La mesa de trabajo para la revisión del salario mínimo se reactivó este martes en el Ministerio de Trabajo y Desarrollo Laboral (Mitradel); sin embargo, las marcadas diferencias entre las organizaciones sindicales impidieron avances significativos, a menos de 24 horas de la fecha límite para alcanzar un acuerdo. Si este miércoles no se logra un consenso, corresponderá al Órgano Ejecutivo establecer por decreto el nuevo salario mínimo que regirá a partir de enero de 2026.

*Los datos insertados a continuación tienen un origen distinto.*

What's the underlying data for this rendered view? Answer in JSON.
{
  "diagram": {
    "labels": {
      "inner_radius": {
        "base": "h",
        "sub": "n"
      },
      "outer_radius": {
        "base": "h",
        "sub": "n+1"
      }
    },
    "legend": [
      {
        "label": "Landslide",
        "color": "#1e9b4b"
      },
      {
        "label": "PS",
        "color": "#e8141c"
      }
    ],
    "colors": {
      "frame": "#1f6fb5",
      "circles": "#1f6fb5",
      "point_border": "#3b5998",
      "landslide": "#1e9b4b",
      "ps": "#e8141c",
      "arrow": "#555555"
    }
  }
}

En la reunión participaron las dos organizaciones de trabajadores acreditadas: la Confederación Nacional de Unidad Sindical Independiente (Conusi) y el Consejo Nacional de Trabajadores Organizados (Conato). Ambas llevaron propuestas distintas y el Mitradel solicitó que fueran unificadas, pero Conusi rechazó la posibilidad de presentar una postura conjunta.
Conusi descarta unificar propuestas
Ariel Muñoz, representante de Conusi, aseguró que no aceptarán una propuesta unificada, ya que consideran que la planteada por Conato —un ajuste del 6%— “es una miseria” y refleja presuntas coincidencias previas con el sector empresarial.

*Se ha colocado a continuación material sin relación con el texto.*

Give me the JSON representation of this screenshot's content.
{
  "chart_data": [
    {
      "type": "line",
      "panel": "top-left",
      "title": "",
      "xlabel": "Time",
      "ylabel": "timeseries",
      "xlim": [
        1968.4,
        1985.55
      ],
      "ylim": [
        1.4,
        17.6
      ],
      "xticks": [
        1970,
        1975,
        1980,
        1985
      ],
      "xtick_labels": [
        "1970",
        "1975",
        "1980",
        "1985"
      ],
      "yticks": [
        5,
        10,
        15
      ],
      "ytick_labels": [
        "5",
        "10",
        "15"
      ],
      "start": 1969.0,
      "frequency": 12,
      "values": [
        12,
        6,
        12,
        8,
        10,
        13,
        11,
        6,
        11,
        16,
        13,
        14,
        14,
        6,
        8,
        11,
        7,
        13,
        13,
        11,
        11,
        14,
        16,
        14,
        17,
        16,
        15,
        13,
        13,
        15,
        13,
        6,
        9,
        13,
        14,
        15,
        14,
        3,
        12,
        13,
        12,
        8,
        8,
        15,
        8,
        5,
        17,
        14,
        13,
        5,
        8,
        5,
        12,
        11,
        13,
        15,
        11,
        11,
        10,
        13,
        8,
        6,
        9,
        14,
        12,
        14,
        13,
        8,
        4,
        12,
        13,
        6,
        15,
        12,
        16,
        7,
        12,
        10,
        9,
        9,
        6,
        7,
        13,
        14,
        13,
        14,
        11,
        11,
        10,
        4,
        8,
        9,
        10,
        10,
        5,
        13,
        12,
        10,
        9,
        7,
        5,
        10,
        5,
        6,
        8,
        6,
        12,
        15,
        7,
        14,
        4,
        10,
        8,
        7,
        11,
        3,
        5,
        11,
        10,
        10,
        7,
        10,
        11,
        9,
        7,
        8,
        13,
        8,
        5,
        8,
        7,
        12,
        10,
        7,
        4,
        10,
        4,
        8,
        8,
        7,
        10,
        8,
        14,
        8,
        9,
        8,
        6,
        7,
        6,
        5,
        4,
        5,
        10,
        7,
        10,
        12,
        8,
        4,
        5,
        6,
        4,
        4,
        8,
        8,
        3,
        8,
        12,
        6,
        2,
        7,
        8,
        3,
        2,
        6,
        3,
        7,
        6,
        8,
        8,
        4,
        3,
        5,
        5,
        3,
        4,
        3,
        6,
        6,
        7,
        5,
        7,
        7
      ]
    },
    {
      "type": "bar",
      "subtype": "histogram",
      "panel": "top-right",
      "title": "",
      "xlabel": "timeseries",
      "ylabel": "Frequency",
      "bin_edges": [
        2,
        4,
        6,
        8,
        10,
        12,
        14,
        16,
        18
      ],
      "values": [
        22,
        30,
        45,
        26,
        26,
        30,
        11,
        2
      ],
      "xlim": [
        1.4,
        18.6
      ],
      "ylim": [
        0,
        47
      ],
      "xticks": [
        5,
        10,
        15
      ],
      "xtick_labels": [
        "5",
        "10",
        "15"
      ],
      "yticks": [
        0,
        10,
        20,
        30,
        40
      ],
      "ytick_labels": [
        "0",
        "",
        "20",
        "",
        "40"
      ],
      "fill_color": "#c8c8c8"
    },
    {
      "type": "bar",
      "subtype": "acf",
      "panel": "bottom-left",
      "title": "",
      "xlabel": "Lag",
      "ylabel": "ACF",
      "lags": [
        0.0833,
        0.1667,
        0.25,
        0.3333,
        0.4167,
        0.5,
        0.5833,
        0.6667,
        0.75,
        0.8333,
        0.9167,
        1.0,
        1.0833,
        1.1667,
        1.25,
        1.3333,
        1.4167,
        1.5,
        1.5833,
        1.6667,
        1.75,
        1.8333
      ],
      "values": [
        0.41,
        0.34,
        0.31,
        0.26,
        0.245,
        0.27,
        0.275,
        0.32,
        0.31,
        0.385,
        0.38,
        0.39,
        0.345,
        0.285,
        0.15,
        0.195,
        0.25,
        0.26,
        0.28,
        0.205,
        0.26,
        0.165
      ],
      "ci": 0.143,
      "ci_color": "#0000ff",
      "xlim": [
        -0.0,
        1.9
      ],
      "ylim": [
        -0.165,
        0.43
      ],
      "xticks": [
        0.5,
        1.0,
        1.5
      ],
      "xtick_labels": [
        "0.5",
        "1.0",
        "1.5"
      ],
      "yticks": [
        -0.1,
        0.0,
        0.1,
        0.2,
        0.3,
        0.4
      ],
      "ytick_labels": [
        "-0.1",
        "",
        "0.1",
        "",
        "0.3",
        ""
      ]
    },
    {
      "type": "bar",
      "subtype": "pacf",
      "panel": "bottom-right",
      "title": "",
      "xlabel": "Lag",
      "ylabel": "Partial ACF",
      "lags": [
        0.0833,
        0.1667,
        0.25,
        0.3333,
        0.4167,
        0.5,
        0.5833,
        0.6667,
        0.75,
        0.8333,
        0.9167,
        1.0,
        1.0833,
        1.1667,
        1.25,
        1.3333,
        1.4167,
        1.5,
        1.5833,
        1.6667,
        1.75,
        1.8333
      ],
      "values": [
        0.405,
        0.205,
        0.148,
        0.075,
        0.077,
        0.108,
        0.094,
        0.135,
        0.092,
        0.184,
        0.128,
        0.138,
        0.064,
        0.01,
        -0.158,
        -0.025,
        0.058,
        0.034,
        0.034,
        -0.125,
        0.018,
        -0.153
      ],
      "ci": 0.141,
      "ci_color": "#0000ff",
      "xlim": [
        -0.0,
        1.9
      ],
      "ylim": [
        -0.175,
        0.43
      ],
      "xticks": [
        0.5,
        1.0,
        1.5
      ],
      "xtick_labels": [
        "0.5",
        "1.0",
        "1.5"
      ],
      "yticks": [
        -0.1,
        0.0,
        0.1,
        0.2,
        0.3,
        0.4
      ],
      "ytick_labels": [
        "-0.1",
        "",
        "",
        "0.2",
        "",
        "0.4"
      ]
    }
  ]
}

Por su parte, Juan Samaniego, vocero de Conato, criticó lo que denominó una “actitud partidocrática” que, según él, no responde a las necesidades reales de los hogares panameños. “Lo que buscamos es recuperar poder adquisitivo”, manifestó.
La ministra de Trabajo, Jackeline Muñoz, detalló que la propuesta de Conusi contempla un aumento aproximado del 201%, con un salario mínimo unificado de 1,956 dólares mensuales para todas las actividades económicas. En tanto, Conato plantea un marco de negociación del 7% para las grandes empresas y 6% para las pequeñas.
Sector empresarial pendiente de presentar su propuesta
Hasta el cierre de la sesión, el sector empresarial no había entregado su propuesta formal, la cual deberá presentarse entre este martes y miércoles. De no lograrse un acuerdo tripartito antes del cierre oficial de la mesa, el Ejecutivo quedará facultado para definir el ajuste mediante decreto.
El debate ocurre en un contexto regional en el que países como Colombia, Costa Rica y México discuten o han aprobado incrementos salariales significativos, impulsados por la inflación acumulada de los últimos años.